If I understand the question correctly, you want to check - given some regular expression r - if r might match anything which is not a number. In that sense, the empty regex $^
(matching nothing) would pass the test, since it matches nothing (and hence no non-number). 1[0-9][0-9a-z]
, however, matches 10s
, which is not a number, hence the test fails.
That is not possible with Python's regex facilities. You would need a regex language which supports intersection (&), complement (~), and test for non-emptiness (e.g., through generation of a matching word). Then, if r is your regex, you would need to check if
`r & ~(0|[1-9][0-9]*)`
is non-empty.
Intersection and complement are computationally expensive, but there are some regex libraries that support them. An example (Java) which I know of is the BRICS automaton/regex library.

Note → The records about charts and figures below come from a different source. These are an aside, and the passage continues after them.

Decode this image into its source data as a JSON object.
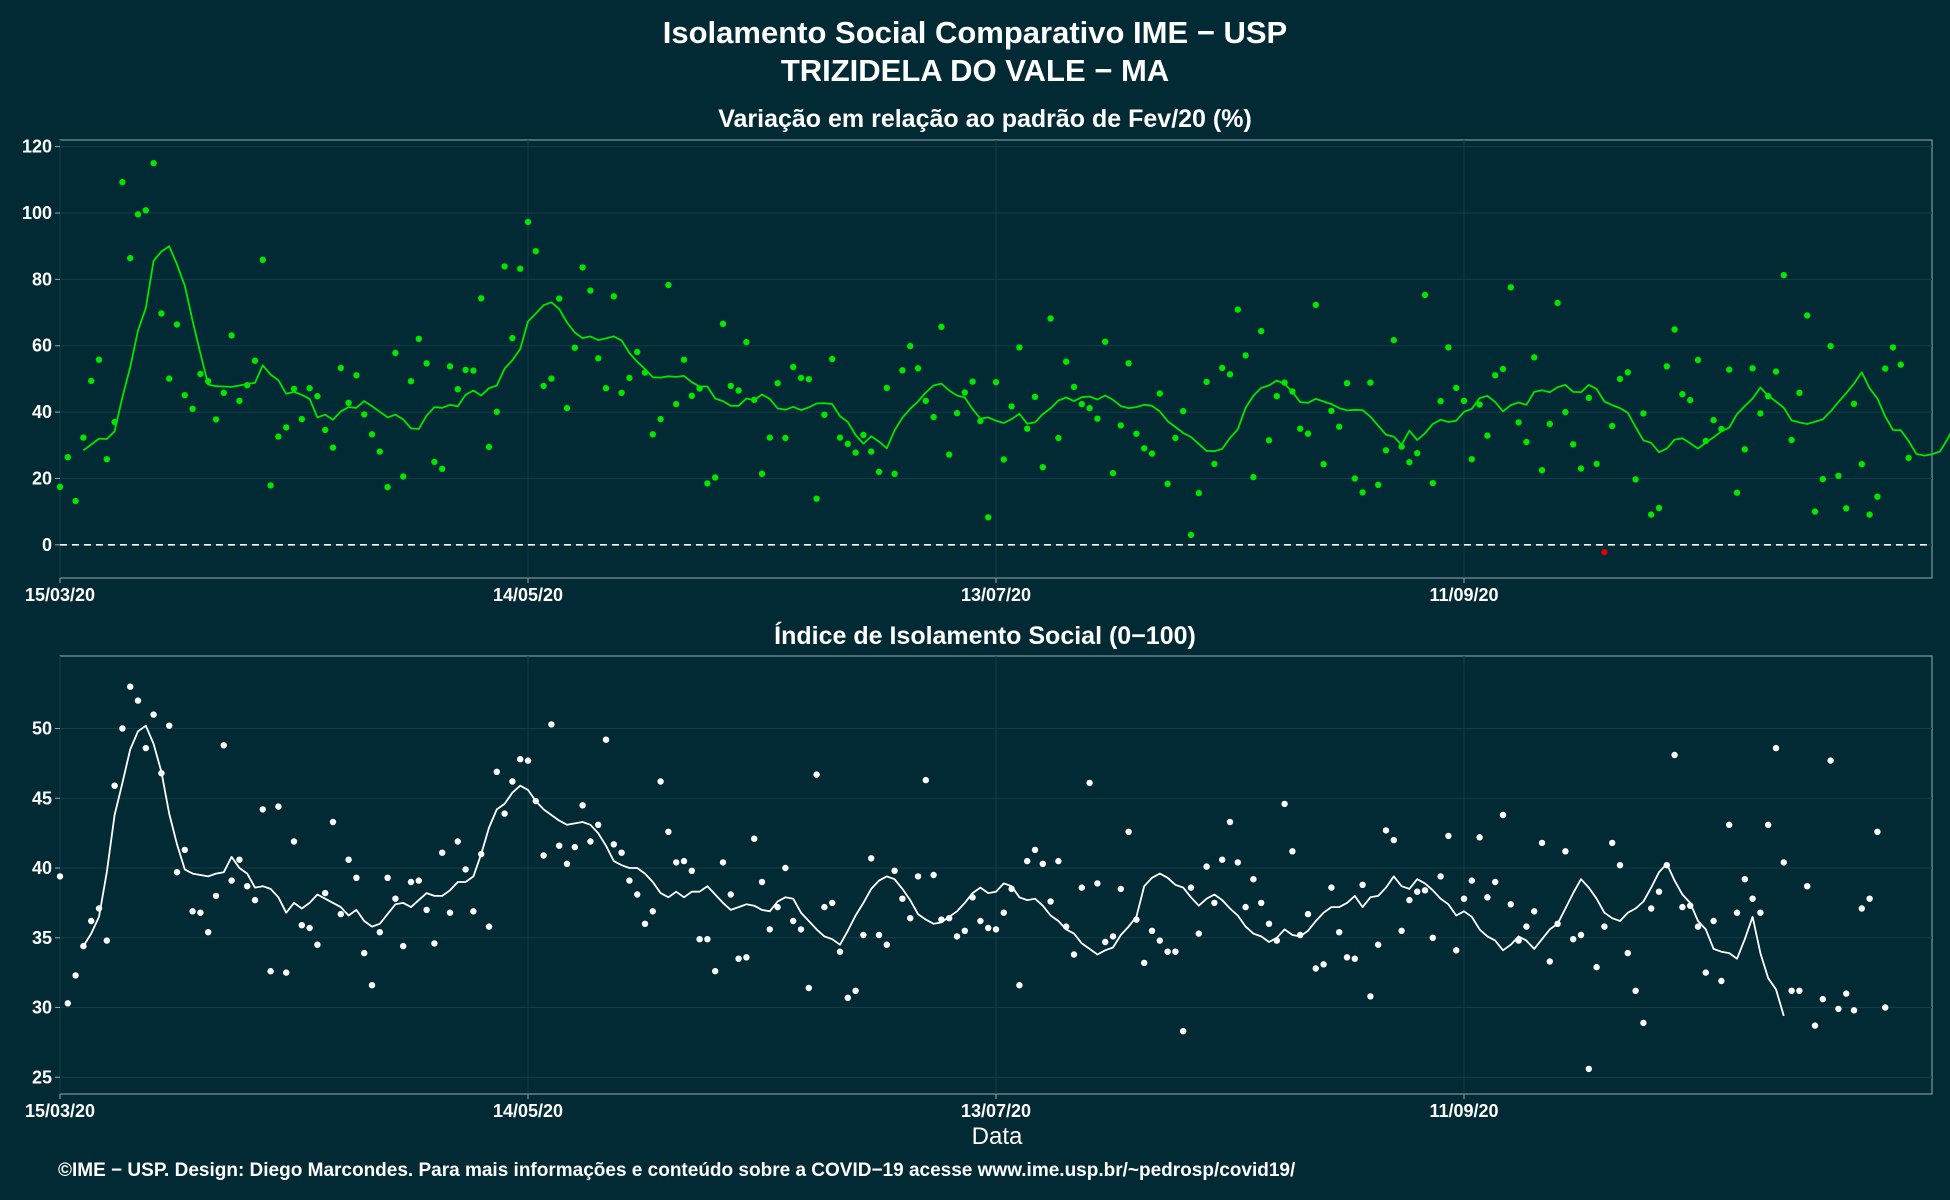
{
  "title": "Isolamento Social Comparativo IME − USP",
  "subtitle": "TRIZIDELA DO VALE − MA",
  "xlabel": "Data",
  "footer": "©IME − USP. Design: Diego Marcondes. Para mais informações e conteúdo sobre a COVID−19 acesse www.ime.usp.br/~pedrosp/covid19/",
  "colors": {
    "background": "#022a35",
    "top_series": "#00e600",
    "bottom_series": "#ffffff",
    "negative_highlight": "#e00000",
    "zero_line": "#ffffff"
  },
  "chart_data": [
    {
      "type": "scatter",
      "title": "Variação em relação ao padrão de Fev/20 (%)",
      "ylim": [
        -10,
        122
      ],
      "yticks": [
        "0",
        "20",
        "40",
        "60",
        "80",
        "100",
        "120"
      ],
      "ytick_values": [
        0,
        20,
        40,
        60,
        80,
        100,
        120
      ],
      "xrange_days": [
        "15/03/20",
        "10/11/20"
      ],
      "xticks": [
        "15/03/20",
        "14/05/20",
        "13/07/20",
        "11/09/20"
      ],
      "xtick_days": [
        0,
        60,
        120,
        180
      ],
      "grid": true,
      "reference_line": 0,
      "series": [
        {
          "kind": "points",
          "x_start": "15/03/20",
          "values": [
            17.5,
            26.4,
            13.2,
            32.3,
            49.4,
            55.8,
            25.8,
            37.0,
            109.3,
            86.4,
            99.6,
            100.8,
            115.0,
            69.7,
            50.1,
            66.4,
            45.1,
            41.0,
            51.5,
            49.3,
            37.8,
            45.8,
            63.1,
            43.4,
            48.1,
            55.5,
            85.9,
            17.9,
            32.6,
            35.4,
            47.0,
            37.9,
            47.2,
            44.8,
            34.6,
            29.3,
            53.3,
            42.8,
            51.1,
            39.3,
            33.3,
            28.1,
            17.4,
            57.8,
            20.6,
            49.3,
            62.1,
            54.7,
            25.0,
            22.9,
            53.8,
            46.9,
            52.7,
            52.5,
            74.3,
            29.5,
            40.1,
            83.9,
            62.3,
            83.2,
            97.3,
            88.5,
            47.9,
            50.1,
            74.2,
            41.2,
            59.4,
            83.6,
            76.6,
            56.2,
            47.2,
            74.9,
            45.8,
            50.3,
            58.1,
            51.9,
            33.3,
            37.9,
            78.3,
            42.4,
            55.8,
            44.9,
            47.1,
            18.5,
            20.3,
            66.6,
            47.9,
            46.5,
            61.1,
            43.7,
            21.4,
            32.3,
            48.7,
            32.2,
            53.6,
            50.3,
            49.9,
            13.9,
            39.2,
            56.0,
            32.3,
            30.4,
            27.8,
            33.1,
            28.1,
            22.0,
            47.3,
            21.4,
            52.6,
            59.9,
            53.2,
            43.4,
            38.5,
            65.7,
            27.2,
            39.7,
            45.9,
            49.2,
            37.3,
            8.3,
            49.0,
            25.7,
            41.7,
            59.5,
            35.0,
            44.6,
            23.4,
            68.2,
            32.2,
            55.2,
            47.6,
            42.4,
            41.2,
            38.0,
            61.2,
            21.6,
            36.0,
            54.7,
            33.5,
            29.1,
            27.5,
            45.6,
            18.4,
            32.2,
            40.3,
            3.0,
            15.6,
            49.1,
            24.4,
            53.3,
            51.4,
            70.9,
            57.1,
            20.4,
            64.4,
            31.5,
            44.8,
            48.9,
            46.2,
            35.0,
            33.5,
            72.3,
            24.3,
            40.4,
            35.6,
            48.7,
            20.0,
            15.8,
            48.9,
            18.1,
            28.5,
            61.7,
            29.6,
            24.9,
            27.6,
            75.3,
            18.6,
            43.3,
            59.5,
            47.3,
            43.4,
            25.8,
            42.3,
            32.9,
            51.1,
            53.0,
            77.6,
            36.9,
            31.0,
            56.5,
            22.5,
            36.4,
            72.9,
            40.0,
            30.3,
            23.0,
            44.3,
            24.4,
            -2.2,
            35.8,
            50.0,
            52.0,
            19.7,
            39.6,
            9.1,
            11.1,
            53.8,
            64.9,
            45.4,
            43.6,
            55.7,
            31.3,
            37.6,
            34.9,
            52.8,
            15.7,
            28.8,
            53.2,
            39.6,
            44.8,
            52.2,
            81.3,
            31.6,
            45.8,
            69.1,
            10.0,
            19.8,
            59.9,
            20.8,
            11.0,
            42.5,
            24.3,
            9.1,
            14.5,
            53.1,
            59.5,
            54.3,
            26.2
          ]
        },
        {
          "kind": "moving_average",
          "x_start": "18/03/20",
          "values": [
            28.5,
            30.2,
            32.0,
            31.9,
            34.2,
            44.5,
            53.5,
            64.6,
            71.3,
            85.6,
            88.4,
            90.0,
            84.5,
            78.1,
            67.5,
            57.7,
            48.3,
            47.8,
            47.7,
            47.6,
            48.0,
            48.5,
            48.8,
            54.1,
            51.3,
            49.6,
            45.5,
            46.1,
            45.2,
            44.0,
            38.4,
            39.2,
            37.7,
            40.2,
            41.5,
            41.3,
            43.3,
            41.8,
            40.1,
            38.4,
            39.2,
            37.8,
            35.1,
            34.9,
            38.9,
            41.5,
            41.3,
            42.2,
            41.7,
            45.2,
            46.5,
            45.0,
            47.2,
            48.0,
            53.1,
            55.6,
            59.0,
            67.3,
            69.7,
            72.2,
            73.1,
            71.1,
            67.0,
            64.0,
            62.3,
            62.8,
            61.7,
            62.2,
            62.8,
            61.6,
            57.8,
            55.2,
            53.0,
            50.5,
            50.4,
            50.8,
            50.6,
            50.9,
            49.0,
            47.7,
            47.7,
            44.1,
            43.3,
            41.9,
            41.9,
            44.1,
            43.6,
            45.3,
            44.0,
            41.1,
            40.7,
            41.6,
            40.6,
            41.4,
            42.6,
            42.7,
            42.4,
            38.8,
            37.0,
            33.1,
            30.5,
            32.7,
            31.1,
            29.1,
            34.5,
            38.3,
            41.0,
            43.2,
            45.9,
            48.0,
            48.6,
            46.5,
            45.0,
            44.4,
            40.9,
            38.0,
            38.4,
            37.4,
            36.7,
            37.9,
            39.5,
            36.5,
            36.9,
            39.4,
            41.1,
            43.5,
            44.4,
            43.3,
            44.5,
            44.7,
            43.8,
            45.0,
            43.7,
            41.8,
            41.2,
            41.5,
            42.2,
            41.9,
            40.2,
            37.3,
            35.5,
            33.7,
            32.5,
            30.4,
            28.3,
            28.2,
            28.9,
            32.2,
            34.8,
            41.3,
            44.9,
            47.3,
            48.0,
            49.5,
            48.5,
            46.1,
            43.0,
            42.8,
            44.0,
            43.2,
            42.4,
            41.2,
            40.5,
            40.7,
            40.6,
            38.6,
            35.9,
            33.2,
            32.6,
            30.1,
            34.4,
            31.6,
            33.6,
            36.4,
            37.7,
            37.0,
            37.4,
            40.1,
            41.0,
            44.2,
            44.9,
            43.0,
            40.2,
            42.1,
            42.9,
            42.2,
            46.1,
            46.6,
            46.0,
            47.5,
            48.2,
            46.1,
            46.0,
            48.2,
            47.0,
            43.2,
            42.1,
            41.2,
            39.8,
            35.5,
            31.5,
            30.7,
            27.9,
            29.0,
            31.7,
            32.1,
            30.6,
            29.0,
            30.8,
            32.4,
            34.2,
            35.3,
            39.4,
            41.8,
            44.1,
            47.4,
            44.9,
            43.2,
            41.3,
            37.5,
            36.9,
            36.4,
            37.1,
            37.8,
            40.2,
            43.0,
            45.7,
            48.6,
            52.0,
            47.2,
            44.1,
            38.7,
            34.6,
            34.5,
            31.3,
            27.4,
            26.9,
            27.3,
            28.1,
            31.9,
            36.4,
            34.7
          ]
        }
      ]
    },
    {
      "type": "scatter",
      "title": "Índice de Isolamento Social (0−100)",
      "ylim": [
        23.8,
        55.2
      ],
      "yticks": [
        "25",
        "30",
        "35",
        "40",
        "45",
        "50"
      ],
      "ytick_values": [
        25,
        30,
        35,
        40,
        45,
        50
      ],
      "xrange_days": [
        "15/03/20",
        "10/11/20"
      ],
      "xticks": [
        "15/03/20",
        "14/05/20",
        "13/07/20",
        "11/09/20"
      ],
      "xtick_days": [
        0,
        60,
        120,
        180
      ],
      "grid": true,
      "series": [
        {
          "kind": "points",
          "x_start": "15/03/20",
          "values": [
            39.4,
            30.3,
            32.3,
            34.4,
            36.2,
            37.1,
            34.8,
            45.9,
            50.0,
            53.0,
            52.0,
            48.6,
            51.0,
            46.8,
            50.2,
            39.7,
            41.3,
            36.9,
            36.8,
            35.4,
            38.0,
            48.8,
            39.1,
            40.6,
            38.7,
            37.7,
            44.2,
            32.6,
            44.4,
            32.5,
            41.9,
            35.9,
            35.7,
            34.5,
            38.2,
            43.3,
            36.7,
            40.6,
            39.3,
            33.9,
            31.6,
            35.4,
            39.3,
            37.8,
            34.4,
            39.0,
            39.1,
            37.0,
            34.6,
            41.1,
            36.8,
            41.9,
            39.9,
            36.9,
            41.0,
            35.8,
            46.9,
            43.9,
            46.2,
            47.8,
            47.7,
            44.8,
            40.9,
            50.3,
            41.6,
            40.3,
            41.5,
            44.5,
            41.9,
            43.1,
            49.2,
            41.7,
            41.1,
            39.1,
            38.1,
            36.0,
            36.9,
            46.2,
            42.6,
            40.4,
            40.5,
            39.8,
            34.9,
            34.9,
            32.6,
            40.4,
            38.1,
            33.5,
            33.6,
            42.1,
            39.0,
            35.6,
            37.2,
            40.0,
            36.2,
            35.6,
            31.4,
            46.7,
            37.2,
            37.5,
            34.0,
            30.7,
            31.2,
            35.2,
            40.7,
            35.2,
            34.5,
            39.8,
            37.8,
            36.4,
            39.4,
            46.3,
            39.5,
            36.3,
            36.4,
            35.1,
            35.5,
            37.9,
            36.2,
            35.7,
            35.6,
            36.8,
            38.5,
            31.6,
            40.5,
            41.3,
            40.3,
            37.6,
            40.5,
            35.8,
            33.8,
            38.6,
            46.1,
            38.9,
            34.7,
            35.1,
            38.5,
            42.6,
            36.3,
            33.2,
            35.5,
            34.8,
            34.0,
            34.0,
            28.3,
            38.6,
            35.3,
            40.1,
            37.5,
            40.6,
            43.3,
            40.4,
            37.2,
            39.2,
            37.5,
            36.0,
            34.8,
            44.6,
            41.2,
            35.2,
            36.7,
            32.8,
            33.1,
            38.6,
            35.4,
            33.6,
            33.5,
            38.8,
            30.8,
            34.5,
            42.7,
            42.0,
            35.5,
            37.7,
            38.3,
            38.4,
            35.0,
            39.4,
            42.3,
            34.1,
            37.8,
            39.1,
            42.2,
            37.9,
            39.0,
            43.8,
            37.4,
            34.8,
            35.8,
            36.9,
            41.8,
            33.3,
            36.0,
            41.2,
            34.9,
            35.2,
            25.6,
            32.9,
            35.8,
            41.8,
            40.2,
            33.9,
            31.2,
            28.9,
            37.1,
            38.3,
            40.2,
            48.1,
            37.2,
            37.3,
            35.8,
            32.5,
            36.2,
            31.9,
            43.1,
            36.8,
            39.2,
            37.8,
            36.8,
            43.1,
            48.6,
            40.4,
            31.2,
            31.2,
            38.7,
            28.7,
            30.6,
            47.7,
            29.9,
            31.0,
            29.8,
            37.1,
            37.8,
            42.6,
            30.0
          ]
        },
        {
          "kind": "moving_average",
          "x_start": "18/03/20",
          "values": [
            34.4,
            35.3,
            36.5,
            39.7,
            43.8,
            46.1,
            48.5,
            49.8,
            50.2,
            48.9,
            46.9,
            43.9,
            41.7,
            39.9,
            39.6,
            39.5,
            39.4,
            39.6,
            39.7,
            40.8,
            40.0,
            39.6,
            38.6,
            38.7,
            38.5,
            37.9,
            36.8,
            37.5,
            37.1,
            37.5,
            38.1,
            37.8,
            37.5,
            37.2,
            36.6,
            37.0,
            36.2,
            35.8,
            36.0,
            36.7,
            37.4,
            37.5,
            37.2,
            37.7,
            38.2,
            38.0,
            38.0,
            38.4,
            39.0,
            39.0,
            39.4,
            41.0,
            42.9,
            44.2,
            44.6,
            45.4,
            45.9,
            45.6,
            44.8,
            44.2,
            43.8,
            43.4,
            43.1,
            43.2,
            43.3,
            43.1,
            42.5,
            41.6,
            40.5,
            40.2,
            40.0,
            40.0,
            39.6,
            39.0,
            38.2,
            37.9,
            38.3,
            37.9,
            38.3,
            38.3,
            38.7,
            38.1,
            37.5,
            37.0,
            37.2,
            37.4,
            37.3,
            37.0,
            36.9,
            37.6,
            37.9,
            37.8,
            36.8,
            36.2,
            35.6,
            35.1,
            34.9,
            34.5,
            35.5,
            36.6,
            37.5,
            38.5,
            39.1,
            39.4,
            39.2,
            38.5,
            37.7,
            36.7,
            36.3,
            36.0,
            36.1,
            36.5,
            36.9,
            37.5,
            38.2,
            38.6,
            38.2,
            38.3,
            38.9,
            38.7,
            37.9,
            37.7,
            37.8,
            37.3,
            36.6,
            36.2,
            35.6,
            35.3,
            34.6,
            34.2,
            33.8,
            34.1,
            34.3,
            35.2,
            35.8,
            36.5,
            38.7,
            39.3,
            39.6,
            39.3,
            38.8,
            38.6,
            37.9,
            37.3,
            37.8,
            38.1,
            37.7,
            37.1,
            36.6,
            35.8,
            35.3,
            35.1,
            34.7,
            35.0,
            35.6,
            35.2,
            35.1,
            35.5,
            36.2,
            36.8,
            37.2,
            37.2,
            37.5,
            38.0,
            37.2,
            37.9,
            38.0,
            38.6,
            39.4,
            38.7,
            38.5,
            39.2,
            38.9,
            38.4,
            37.8,
            37.4,
            36.6,
            36.9,
            36.5,
            35.6,
            35.1,
            34.8,
            34.1,
            34.5,
            35.1,
            34.8,
            34.2,
            34.9,
            35.6,
            36.0,
            37.1,
            38.2,
            39.2,
            38.6,
            37.8,
            36.8,
            36.4,
            36.2,
            36.8,
            37.1,
            37.6,
            38.6,
            39.7,
            40.3,
            39.1,
            38.1,
            37.5,
            36.2,
            35.6,
            34.2,
            34.0,
            33.9,
            33.5,
            34.9,
            36.5,
            33.9,
            32.1,
            31.3,
            29.4
          ]
        }
      ]
    }
  ]
}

This could be realized as follows (assuming you're adhering to the BRICS regex syntax):
// Checks if `re` might match a non-number, and returns an example; otherwise, null is returned
public String matchesNonNumber(String re) {
// construct regex like above
RegExp bricsRe = new RegExp("(" + re + ") & ~(0|[1-9][0-9]*)", RegExp.INTERSECTION | RegExp.COMPLEMENT);
Automaton a = bricsRe.toAutomaton();
return a.getShortestExample(true); // returns shortest accepted string, or null if no string is accepted
}
See the JavaDoc of the RegExp and Automaton classes. This is not an example matching the python tag of the question, but the problem you want to solve also is not inherently language-specific.